Previously the packaging colours were based on the consumer ‘need states’, a theoretical approach that failed to take into account that customers associate Mr Kipling’s Lemon Slice with yellow packaging, not pink. Bringing the products back to their signature colours seemed a logical move the team hope will make the customer journey more seamless.
Warren-Piper adds: “We felt that within the pack design the actual food visuals had become unappetising, so we’ve reshot all of those with much better visual of what the product looks like inside by taking a slice out of it so the consumer can really see it’s got a layer of jam or frangipane.”
Over her six years at Premier Foods, Warren-Piper has pushed for an “upweighting of the innovation agenda”. Whereas previously some brands were earmarked for innovation, while others were on a deprioritised list, every Premier Foods brand now has a innovation plan.
Being a large scale manufacturer focused exclusively on the UK market affords Premier Foods the agility to take a product from idea to shelf in 120 days. This agility is essential in a cake category that demands trend-focused product development.
With a growth model now firmly rooted in innovation, Mr Kipling was able to jump on the vogue for all things unicorn with the development of Unicorn Slices, a limited edition run exclusive to Asda that has sold more than 270,000 packs in less than three weeks.
While the idea for the Unicorn Slices was developed in house, Premier Foods often works on co-creating products with the big four supermarkets, which are given the product exclusively for six months before it is rolled out to the rest of the trade.
“In the environment we’re in at the moment where the top four are really looking for exclusives to differentiate themselves from discounters, and each other, this is a space that Premier Foods is very much able to play into,” Warren-Piper explains.
“We’ve got quite an unusual situation in that marketing, innovation, insight and R&D all currently report into me, which means marketing really drives the growth agenda in a very holistic way. The marketers who work here have a real 360-degree ownership of both the P&L and the three-year strategic plan, and that encompasses everything from pricing to NPD to advertising.”

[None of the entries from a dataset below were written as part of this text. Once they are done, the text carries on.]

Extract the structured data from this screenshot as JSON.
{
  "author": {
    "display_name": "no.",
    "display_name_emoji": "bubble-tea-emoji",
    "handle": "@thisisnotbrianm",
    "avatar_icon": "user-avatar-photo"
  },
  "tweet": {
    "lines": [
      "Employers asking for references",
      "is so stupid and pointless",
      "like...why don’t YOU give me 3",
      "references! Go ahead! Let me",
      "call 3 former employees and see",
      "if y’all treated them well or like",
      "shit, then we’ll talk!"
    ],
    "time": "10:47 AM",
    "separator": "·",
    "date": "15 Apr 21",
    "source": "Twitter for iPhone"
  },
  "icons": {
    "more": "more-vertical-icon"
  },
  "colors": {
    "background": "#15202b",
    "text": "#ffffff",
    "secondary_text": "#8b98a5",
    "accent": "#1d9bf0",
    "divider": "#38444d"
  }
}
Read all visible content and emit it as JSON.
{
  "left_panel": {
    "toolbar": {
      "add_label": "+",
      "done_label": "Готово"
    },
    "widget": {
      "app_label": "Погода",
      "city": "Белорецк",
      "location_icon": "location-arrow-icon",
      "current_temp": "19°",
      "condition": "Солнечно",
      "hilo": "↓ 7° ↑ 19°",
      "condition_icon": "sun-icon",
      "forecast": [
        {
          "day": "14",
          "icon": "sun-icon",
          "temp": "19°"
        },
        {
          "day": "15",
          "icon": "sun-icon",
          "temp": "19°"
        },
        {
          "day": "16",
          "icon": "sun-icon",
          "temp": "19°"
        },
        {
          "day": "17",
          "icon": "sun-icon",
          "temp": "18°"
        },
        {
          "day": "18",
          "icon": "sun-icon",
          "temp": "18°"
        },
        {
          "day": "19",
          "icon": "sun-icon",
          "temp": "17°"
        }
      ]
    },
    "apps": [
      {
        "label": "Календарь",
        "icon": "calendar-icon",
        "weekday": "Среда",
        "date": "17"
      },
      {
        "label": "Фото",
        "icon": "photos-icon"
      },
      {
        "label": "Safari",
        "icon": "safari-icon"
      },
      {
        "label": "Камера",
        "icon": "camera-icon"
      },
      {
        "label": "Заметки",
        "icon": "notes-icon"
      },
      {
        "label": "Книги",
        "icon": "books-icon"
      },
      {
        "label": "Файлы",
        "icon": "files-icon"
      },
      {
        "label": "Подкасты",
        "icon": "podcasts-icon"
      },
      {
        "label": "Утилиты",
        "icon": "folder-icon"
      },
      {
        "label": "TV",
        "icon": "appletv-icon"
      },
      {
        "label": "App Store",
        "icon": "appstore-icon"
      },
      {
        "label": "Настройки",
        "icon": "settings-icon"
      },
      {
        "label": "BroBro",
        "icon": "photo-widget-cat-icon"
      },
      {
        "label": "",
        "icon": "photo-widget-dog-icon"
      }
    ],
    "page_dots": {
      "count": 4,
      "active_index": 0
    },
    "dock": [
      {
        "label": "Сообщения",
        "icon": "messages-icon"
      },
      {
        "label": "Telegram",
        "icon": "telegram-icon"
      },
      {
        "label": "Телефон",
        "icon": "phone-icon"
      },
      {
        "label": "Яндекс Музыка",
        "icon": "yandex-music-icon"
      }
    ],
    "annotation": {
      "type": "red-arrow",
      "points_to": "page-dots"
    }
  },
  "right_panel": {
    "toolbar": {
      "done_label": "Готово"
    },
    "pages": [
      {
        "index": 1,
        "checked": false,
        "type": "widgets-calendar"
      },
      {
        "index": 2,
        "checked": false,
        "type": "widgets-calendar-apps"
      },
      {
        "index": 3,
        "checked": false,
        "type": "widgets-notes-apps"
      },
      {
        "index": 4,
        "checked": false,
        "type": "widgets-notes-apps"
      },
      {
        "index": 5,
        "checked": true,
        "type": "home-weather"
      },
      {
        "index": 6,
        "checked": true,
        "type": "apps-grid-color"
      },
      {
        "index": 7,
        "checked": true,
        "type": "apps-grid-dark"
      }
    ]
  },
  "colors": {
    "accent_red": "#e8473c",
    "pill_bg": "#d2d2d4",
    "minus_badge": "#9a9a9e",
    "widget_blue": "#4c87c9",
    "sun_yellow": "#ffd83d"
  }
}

The culture of entrepreneurialism and agility that has evolved at Premier Foods over the past five years is something Warren-Piper hopes will remain long after her departure for Mars in April. However, she insists that most important aspect of any role is the people.
“Making sure you have the right team of agile, entrepreneurial, bright people around you who you can lead is still the most enduring and important aspect of a leadership role in any team,” Warren-Piper adds.
“Envisioning, energising and enabling people is as important as it was when I worked at P&G, it’s the same here at Premier Foods and it will be the same in the role I go into at Mars.”